Consumo de chimarrão recua e expõe desafios do setor

Economia

Consumo de chimarrão recua e expõe desafios do setor

Impactos econômicos da pandemia comprometeram em 15% as vendas de erva-mate no RS em 2021. Indústrias buscam novos produtos para agregar valor e manter rentabilidade

Consumo de chimarrão recua e expõe desafios do setor

Considerado o principal polo ervateiro do estado, a região alta do Vale do Taquari discute alternativas para compensar redução de consumo do chimarrão.

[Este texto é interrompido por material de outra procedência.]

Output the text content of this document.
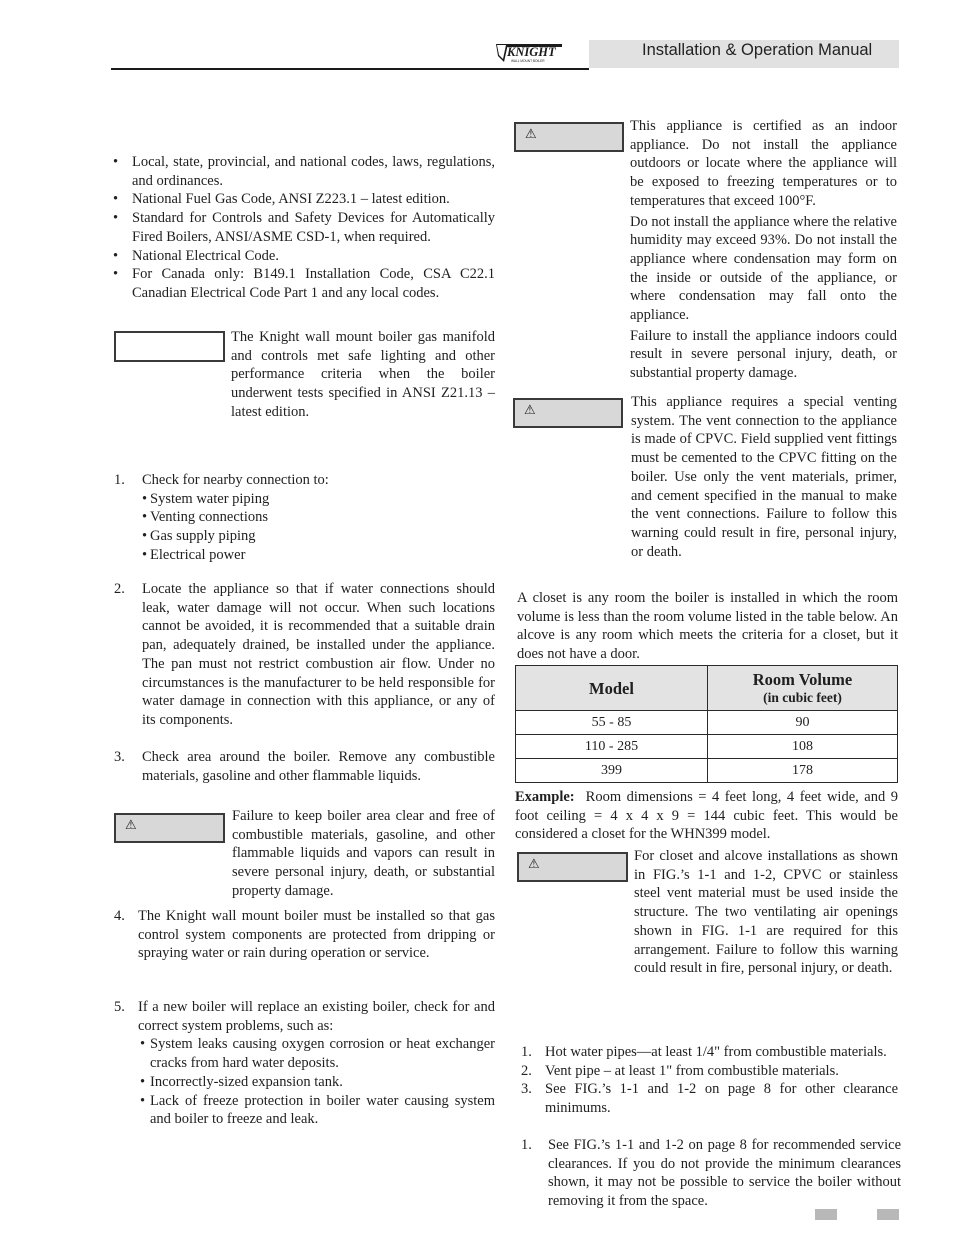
KNIGHT
WALL MOUNT BOILER
Installation & Operation Manual
• Local, state, provincial, and national codes, laws, regulations, and ordinances.
• National Fuel Gas Code, ANSI Z223.1 – latest edition.
• Standard for Controls and Safety Devices for Automatically Fired Boilers, ANSI/ASME CSD-1, when required.
• National Electrical Code.
• For Canada only: B149.1 Installation Code, CSA C22.1 Canadian Electrical Code Part 1 and any local codes.
The Knight wall mount boiler gas manifold and controls met safe lighting and other performance criteria when the boiler underwent tests specified in ANSI Z21.13 – latest edition.
1. Check for nearby connection to:
• System water piping
• Venting connections
• Gas supply piping
• Electrical power
2. Locate the appliance so that if water connections should leak, water damage will not occur. When such locations cannot be avoided, it is recommended that a suitable drain pan, adequately drained, be installed under the appliance. The pan must not restrict combustion air flow. Under no circumstances is the manufacturer to be held responsible for water damage in connection with this appliance, or any of its components.
3. Check area around the boiler. Remove any combustible materials, gasoline and other flammable liquids.
⚠
Failure to keep boiler area clear and free of combustible materials, gasoline, and other flammable liquids and vapors can result in severe personal injury, death, or substantial property damage.
4. The Knight wall mount boiler must be installed so that gas control system components are protected from dripping or spraying water or rain during operation or service.
5. If a new boiler will replace an existing boiler, check for and correct system problems, such as:
• System leaks causing oxygen corrosion or heat exchanger cracks from hard water deposits.
• Incorrectly-sized expansion tank.
• Lack of freeze protection in boiler water causing system and boiler to freeze and leak.
⚠
This appliance is certified as an indoor appliance. Do not install the appliance outdoors or locate where the appliance will be exposed to freezing temperatures or to temperatures that exceed 100°F.
Do not install the appliance where the relative humidity may exceed 93%. Do not install the appliance where condensation may form on the inside or outside of the appliance, or where condensation may fall onto the appliance.
Failure to install the appliance indoors could result in severe personal injury, death, or substantial property damage.
⚠
This appliance requires a special venting system. The vent connection to the appliance is made of CPVC. Field supplied vent fittings must be cemented to the CPVC fitting on the boiler. Use only the vent materials, primer, and cement specified in the manual to make the vent connections. Failure to follow this warning could result in fire, personal injury, or death.
A closet is any room the boiler is installed in which the room volume is less than the room volume listed in the table below. An alcove is any room which meets the criteria for a closet, but it does not have a door.
Model	Room Volume
(in cubic feet)

55 - 85	90
110 - 285	108
399	178
Example: Room dimensions = 4 feet long, 4 feet wide, and 9 foot ceiling = 4 x 4 x 9 = 144 cubic feet. This would be considered a closet for the WHN399 model.
⚠
For closet and alcove installations as shown in FIG.’s 1-1 and 1-2, CPVC or stainless steel vent material must be used inside the structure. The two ventilating air openings shown in FIG. 1-1 are required for this arrangement. Failure to follow this warning could result in fire, personal injury, or death.
1. Hot water pipes—at least 1/4" from combustible materials.
2. Vent pipe – at least 1" from combustible materials.
3. See FIG.’s 1-1 and 1-2 on page 8 for other clearance minimums.
1. See FIG.’s 1-1 and 1-2 on page 8 for recommended service clearances. If you do not provide the minimum clearances shown, it may not be possible to service the boiler without removing it from the space.
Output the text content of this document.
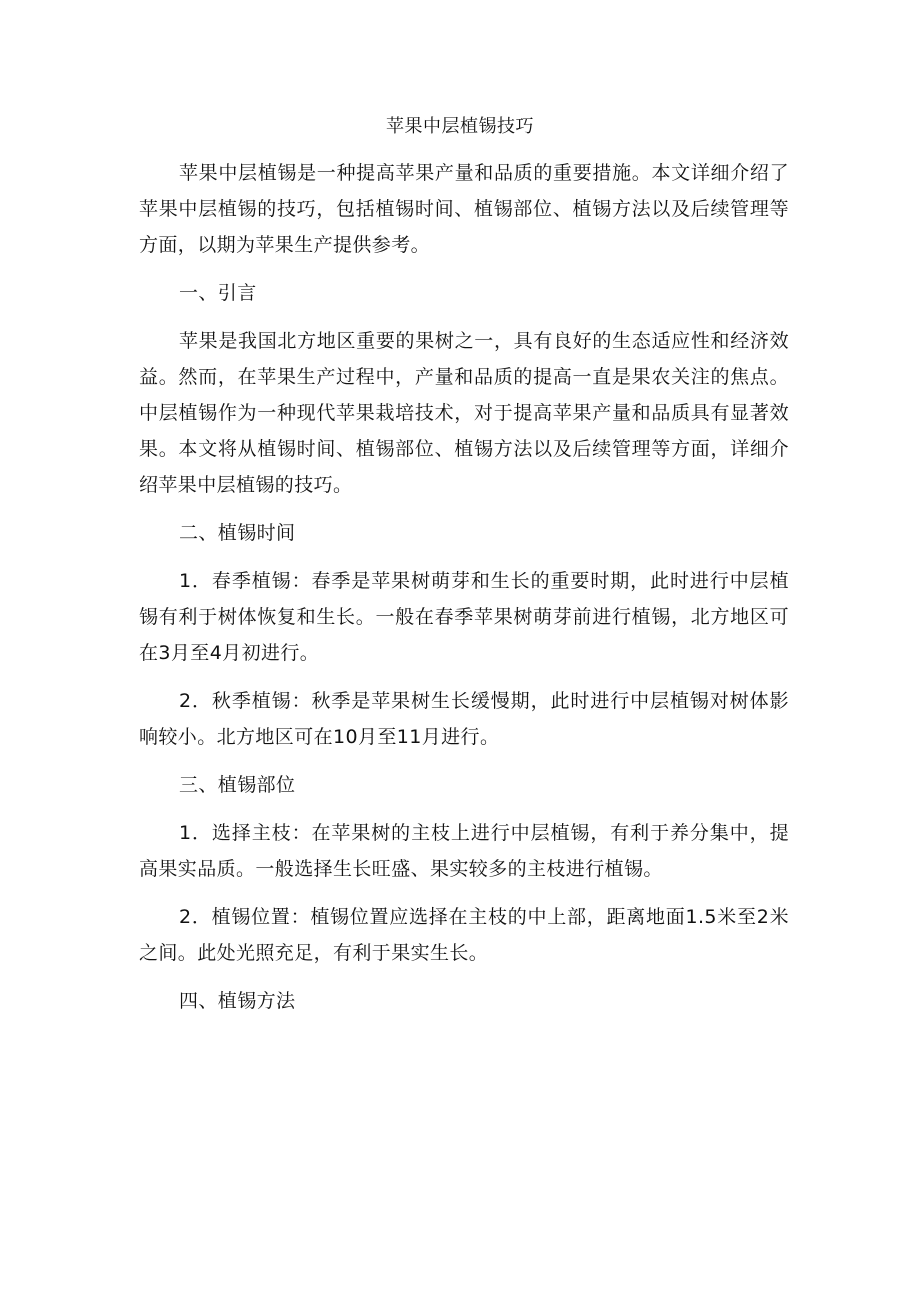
苹果中层植锡技巧

苹果中层植锡是一种提高苹果产量和品质的重要措施。本文详细介绍了苹果中层植锡的技巧，包括植锡时间、植锡部位、植锡方法以及后续管理等方面，以期为苹果生产提供参考。

一、引言

苹果是我国北方地区重要的果树之一，具有良好的生态适应性和经济效益。然而，在苹果生产过程中，产量和品质的提高一直是果农关注的焦点。中层植锡作为一种现代苹果栽培技术，对于提高苹果产量和品质具有显著效果。本文将从植锡时间、植锡部位、植锡方法以及后续管理等方面，详细介绍苹果中层植锡的技巧。

二、植锡时间

1．春季植锡：春季是苹果树萌芽和生长的重要时期，此时进行中层植锡有利于树体恢复和生长。一般在春季苹果树萌芽前进行植锡，北方地区可在3月至4月初进行。

2．秋季植锡：秋季是苹果树生长缓慢期，此时进行中层植锡对树体影响较小。北方地区可在10月至11月进行。

三、植锡部位

1．选择主枝：在苹果树的主枝上进行中层植锡，有利于养分集中，提高果实品质。一般选择生长旺盛、果实较多的主枝进行植锡。

2．植锡位置：植锡位置应选择在主枝的中上部，距离地面1.5米至2米之间。此处光照充足，有利于果实生长。

四、植锡方法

As indústrias estimam queda de 15% nas vendas em 2021. A perda de renda, mudança de hábitos e calor acima da média estão entre os motivos da variação de comportamento do consumidor.

Ao depender na maior parte do mercado interno, o cenário desafia o setor e expõe a necessidade em desenvolver novos produtos a partir da erva-mate. A construção de um centro tecnológico em Ilópolis, maior produtor da região, é aposta em profissionalizar o segmento.

Além do recuo no consumo de chimarrão, indústrias e produtores são afetados pela estiagem. As perdas nas plantações chegam a 30%. Com a falta de chuva, o período mais importante da brotação ficou comprometido.

Na avaliação do presidente da associação de produtores, Clovis Roberto Roman, a cadeia da erva-mate é muito bem estruturada, mas há potencial de novos produtos para agregar valor e diversificar mercados.

Em busca de inspiração, grupo de cinco produtores vai conferir processos na cultura do café, em Minas Gerais, e de chá, em São Paulo. A viagem está marcada para março. “Precisamos nos atualizar e implementar tecnologia”, destaca Roman.

Ele é um dos incentivadores e inovadores do setor ervateiro. Em 2016, iniciou uma indústria de bebidas que tem na erva-mate o principal ingrediente. Roman defende parcerias entre empresas e centros de tecnologia para criar produtos alternativos e valorizar a planta. Na sua avaliação, há também potencial de gerar créditos de carbono e receber por serviços ambientais.

Além do produto para comercialização, o agricultor receberia um valor por auxiliar na preservação do ambiente. Essa ainda é uma demanda do setor junto aos órgão governamentais. Outro desafio está atrelado ao custo de produção e instabilidade econômica por conta da pandemia e tensão internacional.

60% da produção estadual

A região alta do Vale produz pelo menos 60% da massa verde e erva-mate do RS. O setor movimentou mais de R$ 120 milhões em 2020. São 70 indústrias com produção voltada ao mercado interno e exportação. A principal relação comercial internacional é estabelecida com Argentina e Uruguai.

Conforme o presidente do Sindicato da Indústria do Mate no Estado do Rio Grande do Sul (Sindimate/RS), Álvaro Pompermayer, o produto hoje oferecido no mercado é de excelência. Com a redução de consumo, a qualidade foi mantida. “O chimarrão dos próximos meses está garantido.” Na sua percepção, a crise está na perda de renda do consumidor.

O representante das indústrias destaca ainda, a alta nas vendas durante o pior momento da pandemia. Entre 2020 e início do ano passado, o isolamento e a restrição de compartilhamento fizeram o consumidor individualizar o consumo. Pompermayer cita também, a necessidade de cativar os clientes. “Antes da pandemia era muito comum em empresas e locais públicos o uso coletivo da cuia. Hoje ficou difícil esse gesto e por isso também muitos deixam de consumir nesses locais.”

Em relação ao preço, Pompermayer destaca pouca variação nos últimos anos. O valor final varia de R$ 10 a R$ 14 por quilo. Por outro lado, houve aumento significativo em etapas de produção. A embalagem da erva-mate dobrou de preço e passou de R$ 0,50 para R$ 1. Ao buscar manter o preço no mercado, as indústrias acumularam defasagem de até 40%.

Para os próximos meses, a expectativa é manter o patamar de consumo. Sobre as exportações, não há perspectiva de incremento nas vendas. De acordo com Pompermayer, o país vizinho tem estoque suficiente para um ano. Mesmo com perdas de ervais por incêndios, o mercado argentino não sinaliza para aumento de importação do produto brasileiro.